Los cubanos, a mi juicio, estamos enfermos de patrioterismo (que es la vileza del nacionalismo, exacerbada). En el exilio, a esta endogámica, victimista y rimbombante visión de nosotros mismos, se añade el servilismo en la relación que mantenemos con Estados Unidos, que se dedica desde hace muchos años a coger nuestro dinero y darnos de vez en cuando una patada en el trasero. ¿Vislumbra alguna esperanza en el futuro?

Nadie escapa a su destino.
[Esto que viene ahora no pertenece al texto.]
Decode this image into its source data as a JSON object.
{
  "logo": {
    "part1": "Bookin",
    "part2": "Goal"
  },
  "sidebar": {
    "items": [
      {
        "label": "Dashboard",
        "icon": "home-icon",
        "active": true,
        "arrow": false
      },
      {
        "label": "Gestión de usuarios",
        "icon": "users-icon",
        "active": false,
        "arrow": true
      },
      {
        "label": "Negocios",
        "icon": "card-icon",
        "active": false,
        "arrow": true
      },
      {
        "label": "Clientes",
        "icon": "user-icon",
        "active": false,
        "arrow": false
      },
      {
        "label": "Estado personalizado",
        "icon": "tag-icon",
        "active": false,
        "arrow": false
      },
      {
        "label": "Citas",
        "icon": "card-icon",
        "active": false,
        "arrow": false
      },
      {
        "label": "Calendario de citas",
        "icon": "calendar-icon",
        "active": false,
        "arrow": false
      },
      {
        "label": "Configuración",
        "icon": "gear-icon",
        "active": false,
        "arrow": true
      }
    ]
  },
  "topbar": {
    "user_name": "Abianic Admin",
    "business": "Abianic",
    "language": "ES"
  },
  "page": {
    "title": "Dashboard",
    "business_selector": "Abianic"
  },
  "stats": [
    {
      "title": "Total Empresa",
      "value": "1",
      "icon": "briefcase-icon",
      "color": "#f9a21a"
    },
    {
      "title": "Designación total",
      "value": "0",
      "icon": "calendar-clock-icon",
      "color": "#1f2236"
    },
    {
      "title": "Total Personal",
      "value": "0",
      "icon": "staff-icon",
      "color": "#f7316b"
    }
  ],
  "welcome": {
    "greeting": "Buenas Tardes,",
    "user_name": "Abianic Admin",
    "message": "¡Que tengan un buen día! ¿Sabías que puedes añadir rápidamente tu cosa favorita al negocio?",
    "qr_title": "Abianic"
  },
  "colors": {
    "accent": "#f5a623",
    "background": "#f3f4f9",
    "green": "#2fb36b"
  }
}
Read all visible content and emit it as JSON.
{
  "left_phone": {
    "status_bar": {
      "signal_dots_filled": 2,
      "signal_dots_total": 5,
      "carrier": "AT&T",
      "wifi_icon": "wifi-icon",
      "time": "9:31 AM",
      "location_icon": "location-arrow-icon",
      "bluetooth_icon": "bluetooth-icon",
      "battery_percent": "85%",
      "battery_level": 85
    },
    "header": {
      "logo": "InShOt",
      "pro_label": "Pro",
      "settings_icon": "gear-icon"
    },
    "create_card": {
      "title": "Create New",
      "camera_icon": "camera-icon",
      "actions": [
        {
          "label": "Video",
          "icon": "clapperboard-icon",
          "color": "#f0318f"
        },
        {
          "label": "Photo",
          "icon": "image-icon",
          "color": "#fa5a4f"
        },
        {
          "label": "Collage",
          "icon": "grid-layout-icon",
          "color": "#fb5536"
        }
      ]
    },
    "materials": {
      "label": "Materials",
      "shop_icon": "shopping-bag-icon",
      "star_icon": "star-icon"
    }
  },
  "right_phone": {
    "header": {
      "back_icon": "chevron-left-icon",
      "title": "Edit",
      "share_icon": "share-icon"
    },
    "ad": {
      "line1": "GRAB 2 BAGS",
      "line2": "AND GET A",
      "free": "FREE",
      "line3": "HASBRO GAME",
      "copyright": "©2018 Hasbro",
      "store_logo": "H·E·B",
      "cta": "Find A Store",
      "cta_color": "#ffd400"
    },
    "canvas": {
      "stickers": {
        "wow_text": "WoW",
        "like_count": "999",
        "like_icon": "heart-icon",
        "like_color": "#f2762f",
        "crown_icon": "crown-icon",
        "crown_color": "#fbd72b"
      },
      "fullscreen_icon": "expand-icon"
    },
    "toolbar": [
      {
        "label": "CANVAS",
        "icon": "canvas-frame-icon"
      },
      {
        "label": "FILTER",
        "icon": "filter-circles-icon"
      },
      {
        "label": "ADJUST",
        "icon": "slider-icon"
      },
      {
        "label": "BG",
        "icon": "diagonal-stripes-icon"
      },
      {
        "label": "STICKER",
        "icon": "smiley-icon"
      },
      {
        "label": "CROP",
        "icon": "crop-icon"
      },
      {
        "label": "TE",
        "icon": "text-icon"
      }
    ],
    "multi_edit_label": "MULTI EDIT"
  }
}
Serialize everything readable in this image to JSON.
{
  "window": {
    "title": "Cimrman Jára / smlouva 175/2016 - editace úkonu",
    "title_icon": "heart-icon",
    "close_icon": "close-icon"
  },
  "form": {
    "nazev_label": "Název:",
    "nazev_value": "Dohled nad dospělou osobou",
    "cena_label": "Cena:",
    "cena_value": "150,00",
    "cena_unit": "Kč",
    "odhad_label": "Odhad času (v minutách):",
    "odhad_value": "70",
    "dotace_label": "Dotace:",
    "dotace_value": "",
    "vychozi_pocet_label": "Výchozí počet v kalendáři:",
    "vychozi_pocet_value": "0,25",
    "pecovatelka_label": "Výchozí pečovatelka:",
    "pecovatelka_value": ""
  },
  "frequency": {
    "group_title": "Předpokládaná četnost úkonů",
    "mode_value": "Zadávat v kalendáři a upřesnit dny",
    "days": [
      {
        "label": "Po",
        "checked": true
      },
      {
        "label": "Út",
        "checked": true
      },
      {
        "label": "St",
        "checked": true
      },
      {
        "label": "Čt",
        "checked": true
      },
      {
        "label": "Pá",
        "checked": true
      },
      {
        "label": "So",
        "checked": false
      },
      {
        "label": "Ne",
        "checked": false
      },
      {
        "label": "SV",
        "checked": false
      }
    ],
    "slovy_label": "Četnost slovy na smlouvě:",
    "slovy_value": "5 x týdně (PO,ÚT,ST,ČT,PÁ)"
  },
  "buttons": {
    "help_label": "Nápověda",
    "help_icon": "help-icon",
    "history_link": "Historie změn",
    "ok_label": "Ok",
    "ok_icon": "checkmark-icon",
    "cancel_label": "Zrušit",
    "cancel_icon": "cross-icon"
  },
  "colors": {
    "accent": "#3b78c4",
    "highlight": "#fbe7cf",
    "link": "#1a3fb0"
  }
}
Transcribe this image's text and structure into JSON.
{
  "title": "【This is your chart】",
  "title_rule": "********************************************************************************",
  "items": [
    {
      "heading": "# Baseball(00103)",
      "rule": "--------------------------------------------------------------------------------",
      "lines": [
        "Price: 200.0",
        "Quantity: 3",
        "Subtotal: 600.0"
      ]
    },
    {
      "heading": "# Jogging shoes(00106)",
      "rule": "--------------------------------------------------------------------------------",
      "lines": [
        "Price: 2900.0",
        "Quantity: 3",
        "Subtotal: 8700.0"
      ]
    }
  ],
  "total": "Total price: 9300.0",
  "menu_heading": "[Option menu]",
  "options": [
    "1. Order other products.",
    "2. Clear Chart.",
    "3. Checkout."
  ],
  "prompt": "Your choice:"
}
Ese patrioterismo (izquierdizante por cierto, y tanto que al menos de la Revolución del 33 para acá, las lides electoreras y los cuartelazos en la Isla se libraron siempre entre la izquierda y la izquierda) nos llevó a salirnos de una relación conveniente con Estados Unidos en la República y a la condición de satélite soviético.

La historiografía a uno y otro lado del espectro ideológico suele asegurar que con la derogación de la Enmienda Platt comenzó nuestra mayoría de edad como nación. No estoy tan seguro. Y en el supuesto de que tan entusiasta afirmación fuese verdad, qué clase de adultos irresponsables fuimos que a los pocos años de ganar la mayoría de edad entregamos alegremente la nación a un gángster político; a unos poderes internacionales contra los cuales, precisamente, preveía la denostada enmienda; un apéndice que, por otra parte, no nos ataba más al imperio norteamericano que lo que, ahora mismo, ata a los libérrimos canadienses a la corona británica su pertenencia al Commonwealth.

¡Pero qué va!, eso era mucho para nuestros patrióticos corazoncitos antillanos. Hoy, por ley pendular, los cubanos están, a una y otra orilla, más determinados por los designios estadounidenses que nunca.

Nadie respeta a los que pierden su libertad, aunque hay gente en la Isla y en el exilio que lo ha entregado todo por recuperarla (las cárceles están llenas en Cuba y, curiosamente, hay cubanos presos en Estados Unidos por buscar esa libertad). La verdad es que los poderes establecidos, sobre todo en la Europa solidaria y en la Latinoamérica hermana, prefieren pactar con el vencedor: ese macho viejísimo que provoca orgasmos múltiples a progres y retros por igual.

Y si nadie escapa al destino, menos a la geografía, o a la geografía como destino. ¿Esperanza? La que se vislumbra pasa, quizá, por asumir la geografía y fortalecer la cultura; la Cultura como patria posible.